Ship Hull Cleaning Robots

Abstract

Fouling (algae, slime, and barnacles) on the hull of large cargo vessels is undesirable because it increases their frictional drag, resulting in an increased fuel consumption. As a solution, Fleet Cleaner introduced a ship hull cleaning robot that maneuvers on the hull, using powered wheels and magnets. The robot is controlled by a human operator whose main responsibility is to ensure safe navigation over the hull, by avoiding sharply curved surfaces and irregularities on the hull. The operators are subjected to high levels of mental fatigue because constant vigilance is required. Fleet Cleaner aims to alleviate the operators from demanding missions, by shifting towards a semi-autonomous mode of operation. This thesis contributes to this transition, by developing an obstacle detection framework that is tailored to the primary imaging device of the robot: a forward looking sonar (FLS). This device provides an acoustic image that is characterized by a low signal to noise ratio, a nonuniform illumination, and its sensitivity to viewpoint changes. To the best of the author’s knowledge, no research has been reported about FLS-based obstacle detection for the working environment of ship hull cleaning robots. Therefore, this thesis contributes to both the Fleet Cleaner robot and the research field of acoustic imaging. The thesis scope is delimited by defining two objectives.
Firstly, an algorithm is proposed that detects the line parameters of the bilge, i.e., the rounded transition between the side and the bottom of a ship. Secondly, an algorithm is proposed that detects the boundaries of all obstacles that feature one distinct attribute: a grating pattern.
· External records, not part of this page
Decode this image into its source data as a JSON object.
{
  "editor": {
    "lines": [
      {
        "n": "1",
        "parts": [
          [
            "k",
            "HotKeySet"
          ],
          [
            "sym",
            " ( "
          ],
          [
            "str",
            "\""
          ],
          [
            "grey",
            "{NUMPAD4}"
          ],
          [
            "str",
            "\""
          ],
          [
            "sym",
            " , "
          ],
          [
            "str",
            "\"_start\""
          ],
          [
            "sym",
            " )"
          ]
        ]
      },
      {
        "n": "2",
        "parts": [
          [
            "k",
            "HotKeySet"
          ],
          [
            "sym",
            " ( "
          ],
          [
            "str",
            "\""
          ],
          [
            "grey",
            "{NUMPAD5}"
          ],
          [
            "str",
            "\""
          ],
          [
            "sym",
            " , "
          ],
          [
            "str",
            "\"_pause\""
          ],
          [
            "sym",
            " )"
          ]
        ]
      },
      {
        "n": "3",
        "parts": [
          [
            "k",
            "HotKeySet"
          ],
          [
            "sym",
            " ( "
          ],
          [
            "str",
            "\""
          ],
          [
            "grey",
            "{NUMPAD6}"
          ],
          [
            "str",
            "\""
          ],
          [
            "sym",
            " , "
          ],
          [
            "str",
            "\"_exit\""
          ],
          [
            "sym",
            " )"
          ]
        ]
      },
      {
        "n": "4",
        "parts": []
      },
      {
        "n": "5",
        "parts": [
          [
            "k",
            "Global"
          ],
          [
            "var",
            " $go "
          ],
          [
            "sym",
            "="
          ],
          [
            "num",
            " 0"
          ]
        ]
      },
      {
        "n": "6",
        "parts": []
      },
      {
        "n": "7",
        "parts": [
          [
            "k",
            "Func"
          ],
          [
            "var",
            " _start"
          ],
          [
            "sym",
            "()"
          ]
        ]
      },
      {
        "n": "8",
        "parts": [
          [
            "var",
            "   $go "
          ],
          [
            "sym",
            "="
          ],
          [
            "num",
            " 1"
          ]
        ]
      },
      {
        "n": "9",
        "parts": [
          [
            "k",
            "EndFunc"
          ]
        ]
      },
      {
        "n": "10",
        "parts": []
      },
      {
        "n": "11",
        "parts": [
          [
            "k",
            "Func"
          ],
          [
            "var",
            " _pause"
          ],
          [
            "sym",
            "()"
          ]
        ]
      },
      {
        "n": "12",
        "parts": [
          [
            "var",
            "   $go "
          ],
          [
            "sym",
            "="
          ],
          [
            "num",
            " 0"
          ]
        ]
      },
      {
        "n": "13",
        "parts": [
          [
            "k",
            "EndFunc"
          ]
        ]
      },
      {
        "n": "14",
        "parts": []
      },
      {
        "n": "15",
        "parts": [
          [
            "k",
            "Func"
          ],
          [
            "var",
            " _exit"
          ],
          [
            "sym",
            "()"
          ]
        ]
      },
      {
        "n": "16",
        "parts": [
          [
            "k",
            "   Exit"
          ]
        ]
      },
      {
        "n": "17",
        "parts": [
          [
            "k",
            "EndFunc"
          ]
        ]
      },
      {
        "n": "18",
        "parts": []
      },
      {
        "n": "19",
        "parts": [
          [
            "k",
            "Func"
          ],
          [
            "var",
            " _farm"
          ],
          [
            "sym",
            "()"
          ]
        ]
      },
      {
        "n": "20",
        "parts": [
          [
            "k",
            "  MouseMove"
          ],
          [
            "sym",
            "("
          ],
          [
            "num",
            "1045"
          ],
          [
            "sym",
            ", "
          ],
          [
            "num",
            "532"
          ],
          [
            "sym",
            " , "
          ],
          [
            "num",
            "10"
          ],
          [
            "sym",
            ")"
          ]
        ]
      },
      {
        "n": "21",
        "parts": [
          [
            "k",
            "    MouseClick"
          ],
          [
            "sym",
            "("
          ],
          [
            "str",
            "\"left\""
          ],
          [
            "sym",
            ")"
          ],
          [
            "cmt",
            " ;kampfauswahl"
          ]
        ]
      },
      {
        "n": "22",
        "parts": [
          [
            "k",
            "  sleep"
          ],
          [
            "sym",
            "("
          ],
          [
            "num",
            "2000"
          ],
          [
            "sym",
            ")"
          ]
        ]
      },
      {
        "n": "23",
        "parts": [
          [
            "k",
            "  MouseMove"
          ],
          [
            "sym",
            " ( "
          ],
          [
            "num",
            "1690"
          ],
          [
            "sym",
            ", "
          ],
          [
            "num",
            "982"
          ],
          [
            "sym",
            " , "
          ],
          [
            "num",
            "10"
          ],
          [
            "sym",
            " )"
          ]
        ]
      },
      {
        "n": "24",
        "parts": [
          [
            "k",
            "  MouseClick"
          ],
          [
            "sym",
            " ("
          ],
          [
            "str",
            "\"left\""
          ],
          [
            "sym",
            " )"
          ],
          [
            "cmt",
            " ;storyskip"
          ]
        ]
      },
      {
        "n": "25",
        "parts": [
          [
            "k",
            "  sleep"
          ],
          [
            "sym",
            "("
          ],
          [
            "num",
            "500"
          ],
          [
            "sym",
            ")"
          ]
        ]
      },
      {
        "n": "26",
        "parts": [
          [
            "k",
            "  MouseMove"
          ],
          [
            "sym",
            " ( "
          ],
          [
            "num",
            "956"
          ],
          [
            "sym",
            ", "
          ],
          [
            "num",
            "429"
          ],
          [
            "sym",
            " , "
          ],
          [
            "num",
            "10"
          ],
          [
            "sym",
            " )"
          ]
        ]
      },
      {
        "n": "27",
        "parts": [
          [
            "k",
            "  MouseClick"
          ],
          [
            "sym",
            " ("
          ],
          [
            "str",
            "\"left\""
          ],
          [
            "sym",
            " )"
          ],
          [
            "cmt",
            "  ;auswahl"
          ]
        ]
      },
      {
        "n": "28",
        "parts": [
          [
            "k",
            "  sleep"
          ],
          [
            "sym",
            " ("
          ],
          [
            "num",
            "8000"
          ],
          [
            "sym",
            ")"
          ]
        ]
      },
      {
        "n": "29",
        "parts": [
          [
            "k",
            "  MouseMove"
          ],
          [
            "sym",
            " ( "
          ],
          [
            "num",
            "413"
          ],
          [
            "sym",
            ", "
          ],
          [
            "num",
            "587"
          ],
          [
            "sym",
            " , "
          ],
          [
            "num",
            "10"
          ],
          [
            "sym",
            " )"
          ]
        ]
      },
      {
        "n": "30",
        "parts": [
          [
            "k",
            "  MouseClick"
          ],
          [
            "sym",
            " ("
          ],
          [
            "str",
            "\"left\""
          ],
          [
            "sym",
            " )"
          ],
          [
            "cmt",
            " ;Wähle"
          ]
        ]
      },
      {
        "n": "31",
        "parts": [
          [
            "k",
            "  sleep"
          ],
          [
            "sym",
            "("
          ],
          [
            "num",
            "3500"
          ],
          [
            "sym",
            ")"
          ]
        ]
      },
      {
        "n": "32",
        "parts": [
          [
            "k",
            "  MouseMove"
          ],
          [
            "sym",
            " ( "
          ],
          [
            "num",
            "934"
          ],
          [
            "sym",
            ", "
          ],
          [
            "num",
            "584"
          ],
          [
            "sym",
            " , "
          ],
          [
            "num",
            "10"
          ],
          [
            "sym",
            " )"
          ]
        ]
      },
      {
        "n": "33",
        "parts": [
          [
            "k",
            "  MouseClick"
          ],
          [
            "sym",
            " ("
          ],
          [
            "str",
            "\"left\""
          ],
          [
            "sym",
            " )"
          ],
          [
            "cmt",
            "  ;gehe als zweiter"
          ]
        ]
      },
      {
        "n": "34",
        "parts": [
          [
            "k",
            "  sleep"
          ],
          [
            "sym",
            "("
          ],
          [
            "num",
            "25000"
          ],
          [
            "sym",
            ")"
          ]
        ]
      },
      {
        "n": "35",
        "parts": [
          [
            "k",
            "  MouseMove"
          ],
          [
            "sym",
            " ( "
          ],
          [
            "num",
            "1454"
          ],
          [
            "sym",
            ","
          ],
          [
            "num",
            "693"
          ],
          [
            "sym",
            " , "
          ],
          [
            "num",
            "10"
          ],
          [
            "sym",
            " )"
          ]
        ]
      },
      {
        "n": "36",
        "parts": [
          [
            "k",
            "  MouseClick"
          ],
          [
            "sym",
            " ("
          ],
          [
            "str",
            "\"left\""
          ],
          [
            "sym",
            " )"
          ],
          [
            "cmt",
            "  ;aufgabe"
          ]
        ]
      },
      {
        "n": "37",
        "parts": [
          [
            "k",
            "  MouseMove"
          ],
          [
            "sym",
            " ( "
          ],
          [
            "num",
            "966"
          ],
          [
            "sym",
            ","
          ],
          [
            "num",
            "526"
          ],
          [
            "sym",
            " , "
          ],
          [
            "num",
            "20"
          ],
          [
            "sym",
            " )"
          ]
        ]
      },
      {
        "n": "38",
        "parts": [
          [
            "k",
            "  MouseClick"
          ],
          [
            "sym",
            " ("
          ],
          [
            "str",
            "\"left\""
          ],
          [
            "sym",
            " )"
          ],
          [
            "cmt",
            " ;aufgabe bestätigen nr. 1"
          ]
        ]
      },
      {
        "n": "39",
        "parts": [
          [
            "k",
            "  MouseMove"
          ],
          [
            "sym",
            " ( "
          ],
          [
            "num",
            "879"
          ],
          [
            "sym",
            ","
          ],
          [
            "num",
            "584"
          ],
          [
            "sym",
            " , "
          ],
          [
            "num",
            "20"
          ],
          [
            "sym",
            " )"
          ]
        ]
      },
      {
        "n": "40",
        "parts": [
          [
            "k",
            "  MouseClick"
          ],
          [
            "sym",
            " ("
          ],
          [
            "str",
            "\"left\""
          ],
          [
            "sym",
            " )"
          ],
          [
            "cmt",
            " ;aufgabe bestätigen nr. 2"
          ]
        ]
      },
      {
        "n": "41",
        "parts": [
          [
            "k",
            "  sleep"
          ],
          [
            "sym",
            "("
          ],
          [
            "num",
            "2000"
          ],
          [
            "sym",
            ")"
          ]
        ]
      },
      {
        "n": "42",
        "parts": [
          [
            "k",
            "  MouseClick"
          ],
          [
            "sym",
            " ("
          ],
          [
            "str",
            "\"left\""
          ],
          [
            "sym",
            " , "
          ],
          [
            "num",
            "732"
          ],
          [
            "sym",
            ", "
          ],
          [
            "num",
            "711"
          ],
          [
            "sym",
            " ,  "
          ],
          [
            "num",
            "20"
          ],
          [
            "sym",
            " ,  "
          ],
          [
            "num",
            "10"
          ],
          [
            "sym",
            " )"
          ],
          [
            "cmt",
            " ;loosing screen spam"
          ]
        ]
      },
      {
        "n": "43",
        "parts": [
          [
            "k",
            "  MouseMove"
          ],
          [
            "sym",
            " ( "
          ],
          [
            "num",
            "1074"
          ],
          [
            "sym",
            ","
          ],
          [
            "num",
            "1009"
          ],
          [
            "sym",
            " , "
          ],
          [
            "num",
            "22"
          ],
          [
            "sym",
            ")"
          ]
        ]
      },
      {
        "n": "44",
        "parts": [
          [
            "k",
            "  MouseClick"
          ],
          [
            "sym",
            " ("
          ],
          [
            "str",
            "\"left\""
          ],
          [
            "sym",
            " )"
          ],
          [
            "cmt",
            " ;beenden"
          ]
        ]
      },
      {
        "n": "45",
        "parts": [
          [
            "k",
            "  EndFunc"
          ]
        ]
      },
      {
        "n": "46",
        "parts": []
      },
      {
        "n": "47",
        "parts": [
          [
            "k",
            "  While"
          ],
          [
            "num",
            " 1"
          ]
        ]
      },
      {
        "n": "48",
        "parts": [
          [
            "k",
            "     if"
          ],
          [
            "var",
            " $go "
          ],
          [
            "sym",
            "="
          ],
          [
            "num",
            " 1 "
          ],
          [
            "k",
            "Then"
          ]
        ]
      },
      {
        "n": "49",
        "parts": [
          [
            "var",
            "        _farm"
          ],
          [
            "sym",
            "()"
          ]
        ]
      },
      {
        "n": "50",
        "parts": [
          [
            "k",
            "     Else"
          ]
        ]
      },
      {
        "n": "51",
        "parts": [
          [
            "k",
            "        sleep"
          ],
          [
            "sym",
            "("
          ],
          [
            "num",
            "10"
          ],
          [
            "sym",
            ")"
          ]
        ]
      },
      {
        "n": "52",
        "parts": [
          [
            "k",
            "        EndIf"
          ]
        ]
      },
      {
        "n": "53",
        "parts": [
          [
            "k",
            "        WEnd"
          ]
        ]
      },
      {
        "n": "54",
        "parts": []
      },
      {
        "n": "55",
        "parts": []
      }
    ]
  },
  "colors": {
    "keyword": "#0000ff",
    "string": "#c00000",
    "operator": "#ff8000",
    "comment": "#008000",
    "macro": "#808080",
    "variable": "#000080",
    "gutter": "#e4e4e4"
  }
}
The design process is guided by four working steps: task clarification, conceptual design, implementation, and a proof of concept (PoC). The task clarification phase defines metrics that measure the detection accuracy of both algorithms, with respect to hand-drawn ground truths. The conceptual design phase establishes candidate solutions for both objectives. For bilge detection, two edge detectors and three line detectors are selected. For grating detection, a supervised approach is preferred, resulting in six texture features, one segmentation algorithm, and two classifiers. The last two working steps employ the conceptual solutions on recorded FLS images, such that the detection accuracy can be computed. The detection accuracy is used to tune the parameters of all algorithms in the implementation phase and to
select the final solution in the PoC.

The PoC of the bilge detector demonstrates that a sufficiently high accuracy was attained by the Radon transformation (line detector), in combination with a first-order steerable filter (edge detector). The PoC of the grating detector shows that highest accuracy was obtained for a fused set of texture features (local binary patterns and Haralick’s features), in combination with the support vector machine classifier. However, the achieved accuracy was not sufficiently high. It is believed that the lacking accuracy is due to the limited amount of training data that was available and the deficiency of the employed segmentation algorithm. By resolving these issues, and by repeating the four working steps for other obstacles on the hull, it is believed that a complete obstacle detection framework can be acquired in the future.